The Corner

Conservatives Float ‘CROMNIBUS’ Bill to Fight Obama’s Executive Actions

Conservative lawmakers are pitching a number of legislative proposals to House speaker John Boehner (R., Ohio) and other House Republicans in order to avoid passing a long-term funding bill that would provide President Obama with the money he needs to implement his pending administrative amnesty for millions of illegal immigrants.

“We could essentially be green-lighting it if we do a full omnibus in the lame-duck with everything,” says a House Republican who signed Representative Matt Salmon’s letter calling for the House to pass a continuing resolution in the lame-duck session that would prohibit Obama from implementing his executive orders.

The procedure outlined in the letter would set the stage for a lame-duck government shutdown if Obama vetoed the bill or Senate Democrats, who will control the chamber until January, block the bill.

But the House Republican, speaking anonymously about today’s Republican conference meeting and Republican Study Committee meeting, says that Salmon and the other signatories see the letter’s proposal as just one way to oppose the executive amnesty.
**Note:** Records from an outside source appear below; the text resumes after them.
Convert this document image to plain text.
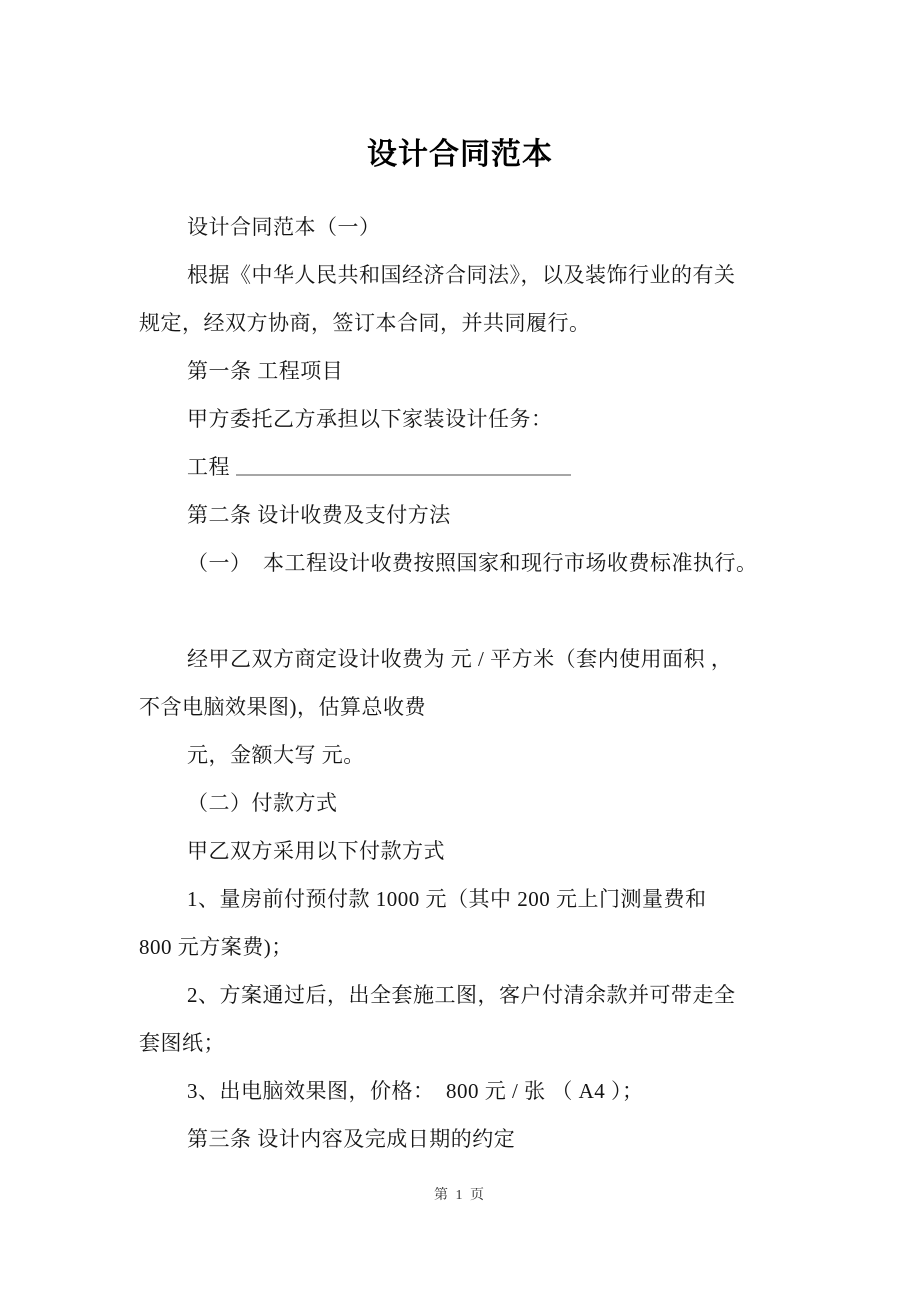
设计合同范本
设计合同范本（一）
根据《中华人民共和国经济合同法》，以及装饰行业的有关
规定，经双方协商，签订本合同，并共同履行。
第一条 工程项目
甲方委托乙方承担以下家装设计任务：
工程
第二条 设计收费及支付方法
（一）  本工程设计收费按照国家和现行市场收费标准执行。
经甲乙双方商定设计收费为 元 / 平方米（套内使用面积 ，
不含电脑效果图)，估算总收费
元，金额大写 元。
（二）付款方式
甲乙双方采用以下付款方式
1、量房前付预付款 1000 元（其中 200 元上门测量费和
800 元方案费)；
2、方案通过后，出全套施工图，客户付清余款并可带走全
套图纸；
3、出电脑效果图，价格：  800 元 / 张 （ A4 ）；
第三条 设计内容及完成日期的约定
第 1 页
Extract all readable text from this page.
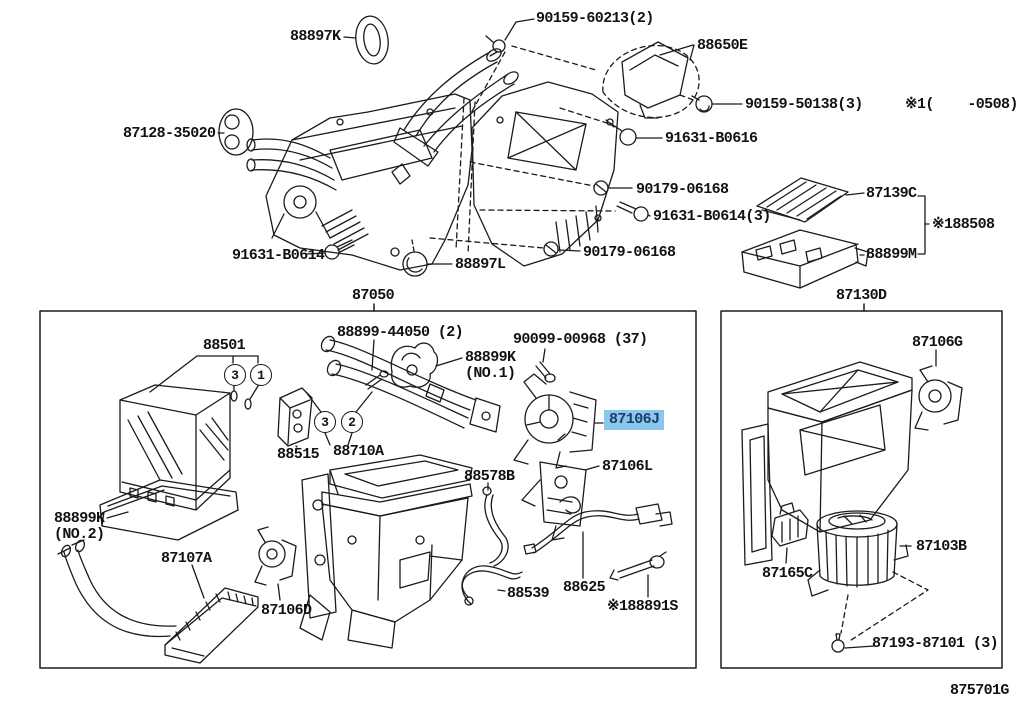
88897K
90159-60213(2)
88650E
90159-50138(3)	※1(    -0508)
91631-B0616
87128-35020
90179-06168
91631-B0614(3)
90179-06168
91631-B0614
88897L
87139C
※188508
88899M
87050	87130D
88501
88899-44050 (2)
88899K
(NO.1)
90099-00968 (37)
87106J
88515 88710A
88578B
87106L
88899K
(NO.2)
87107A
87106D
88539 88625
※188891S
87106G
87103B
87165C
87193-87101 (3)
875701G
3	1
3	2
“What we want to do is have the next Congress address the Department of Homeland Security [funding],” the lawmaker said. To that end, he said that conservatives are willing to pass a “CROMNIBUS” bill — a bill that combines several appropriations bills for specific departments (the House passed seven during this Congress that the Senate Democrats refused to vote on) with a short-term continuing resolution. The advantage of that, the Republican said, is that it would mean that a full government shutdown would not happen under any circumstances, because major areas of government, such as the Department of Veterans Affairs, would already be funded.

“I’m 100 percent supportive of getting funding in areas that are non-controversial so that we can get away from playing this stupid game,” he says, referring to the all-or-nothing continuing-resolution fight. Funding for the entire government currently expires in mid December. “Even if we end up losing on the amnesty down the road, I think people will be much happier about that process,” the representative says.

The Republican says that Boehner stayed “non-committal” in meetings today about what funding proposal he would support, even as House appropriators argued in favor of a long-term spending bill without any immigration-related language.